On this page

A Study on Chinese Syntactic Structure Classification Method Based on Word Vector Modeling

By: Song Wang1
1School of Chinese Language and Literature, Xinyang College, Xinyang, Henan, 464000, China

Abstract

As a key link to improve the performance of tasks such as semantic understanding and machine translation, the study of Chinese syntactic structure classification helps to promote the rapid development of natural language processing technology. In this study, the Glove pre-trained word vector model is used to vectorize the Chinese vocabulary, and the semantic associations between words are modeled by contextual information. Then the BiLSTM model is combined to extract the global syntactic features of sentences, while the multi-head selfattention mechanism is introduced to improve the interpretability of the model. The graph convolutional network layer is further designed to obtain the syntactic structure classification probability through the softmax function. The syntactic structure classification precision, recall, and F1 score of the CSSLSTM model on the CTB5 dataset are 0.951, 0.947, and 0.949, respectively, which are much higher than the comparison methods. When the HEAD number of the model’s multi-head attention mechanism is 4, the model’s classification performance achieves the best results on both CTB5 and CTB7 datasets.
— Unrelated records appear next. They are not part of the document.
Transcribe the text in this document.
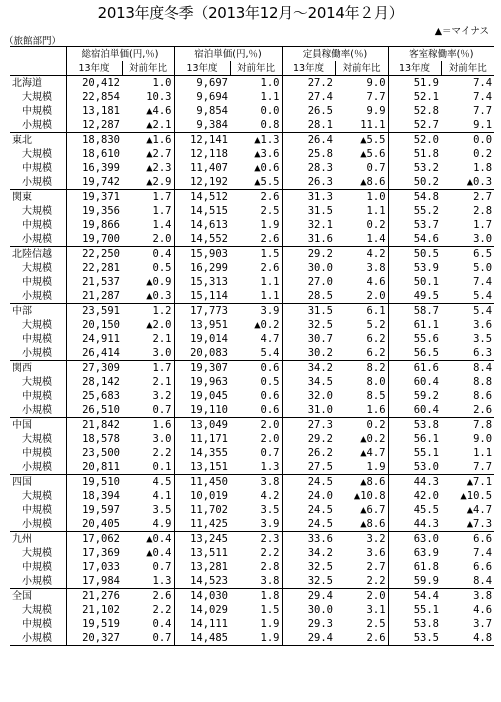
2013年度冬季（2013年12月～2014年２月）
▲＝マイナス
（旅館部門）
	総宿泊単価(円,％)		宿泊単価(円,％)		定員稼働率(％)		客室稼働率(％)	
	13年度	対前年比	13年度	対前年比	13年度	対前年比	13年度	対前年比
北海道	20,412	1.0	9,697	1.0	27.2	9.0	51.9	7.4
大規模	22,854	10.3	9,694	1.1	27.4	7.7	52.1	7.4
中規模	13,181	▲4.6	9,854	0.0	26.5	9.9	52.8	7.7
小規模	12,287	▲2.1	9,384	0.8	28.1	11.1	52.7	9.1
東北	18,830	▲1.6	12,141	▲1.3	26.4	▲5.5	52.0	0.0
大規模	18,610	▲2.7	12,118	▲3.6	25.8	▲5.6	51.8	0.2
中規模	16,399	▲2.3	11,407	▲0.6	28.3	0.7	53.2	1.8
小規模	19,742	▲2.9	12,192	▲5.5	26.3	▲8.6	50.2	▲0.3
関東	19,371	1.7	14,512	2.6	31.3	1.0	54.8	2.7
大規模	19,356	1.7	14,515	2.5	31.5	1.1	55.2	2.8
中規模	19,866	1.4	14,613	1.9	32.1	0.2	53.7	1.7
小規模	19,700	2.0	14,552	2.6	31.6	1.4	54.6	3.0
北陸信越	22,250	0.4	15,903	1.5	29.2	4.2	50.5	6.5
大規模	22,281	0.5	16,299	2.6	30.0	3.8	53.9	5.0
中規模	21,537	▲0.9	15,313	1.1	27.0	4.6	50.1	7.4
小規模	21,287	▲0.3	15,114	1.1	28.5	2.0	49.5	5.4
中部	23,591	1.2	17,773	3.9	31.5	6.1	58.7	5.4
大規模	20,150	▲2.0	13,951	▲0.2	32.5	5.2	61.1	3.6
中規模	24,911	2.1	19,014	4.7	30.7	6.2	55.6	3.5
小規模	26,414	3.0	20,083	5.4	30.2	6.2	56.5	6.3
関西	27,309	1.7	19,307	0.6	34.2	8.2	61.6	8.4
大規模	28,142	2.1	19,963	0.5	34.5	8.0	60.4	8.8
中規模	25,683	3.2	19,045	0.6	32.0	8.5	59.2	8.6
小規模	26,510	0.7	19,110	0.6	31.0	1.6	60.4	2.6
中国	21,842	1.6	13,049	2.0	27.3	0.2	53.8	7.8
大規模	18,578	3.0	11,171	2.0	29.2	▲0.2	56.1	9.0
中規模	23,500	2.2	14,355	0.7	26.2	▲4.7	55.1	1.1
小規模	20,811	0.1	13,151	1.3	27.5	1.9	53.0	7.7
四国	19,510	4.5	11,450	3.8	24.5	▲8.6	44.3	▲7.1
大規模	18,394	4.1	10,019	4.2	24.0	▲10.8	42.0	▲10.5
中規模	19,597	3.5	11,702	3.5	24.5	▲6.7	45.5	▲4.7
小規模	20,405	4.9	11,425	3.9	24.5	▲8.6	44.3	▲7.3
九州	17,062	▲0.4	13,245	2.3	33.6	3.2	63.0	6.6
大規模	17,369	▲0.4	13,511	2.2	34.2	3.6	63.9	7.4
中規模	17,033	0.7	13,281	2.8	32.5	2.7	61.8	6.6
小規模	17,984	1.3	14,523	3.8	32.5	2.2	59.9	8.4
全国	21,276	2.6	14,030	1.8	29.4	2.0	54.4	3.8
大規模	21,102	2.2	14,029	1.5	30.0	3.1	55.1	4.6
中規模	19,519	0.4	14,111	1.9	29.3	2.5	53.8	3.7
小規模	20,327	0.7	14,485	1.9	29.4	2.6	53.5	4.8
The confusion matrix of syntactic structure classification shows that the model has an accuracy of more than 0.92 for the syntactic structures of “subject-verb”, “subject-verb-object”, “linked sentence”, “put word sentence”, “subject word sentence”, “compared sentence”, “existing sentence” and “concurrent sentence”, and the average accuracy of syntactic structure classification in CTB5 and CTB7 datasets is 0.941 and 0.944, respectively, and the classification effect is better.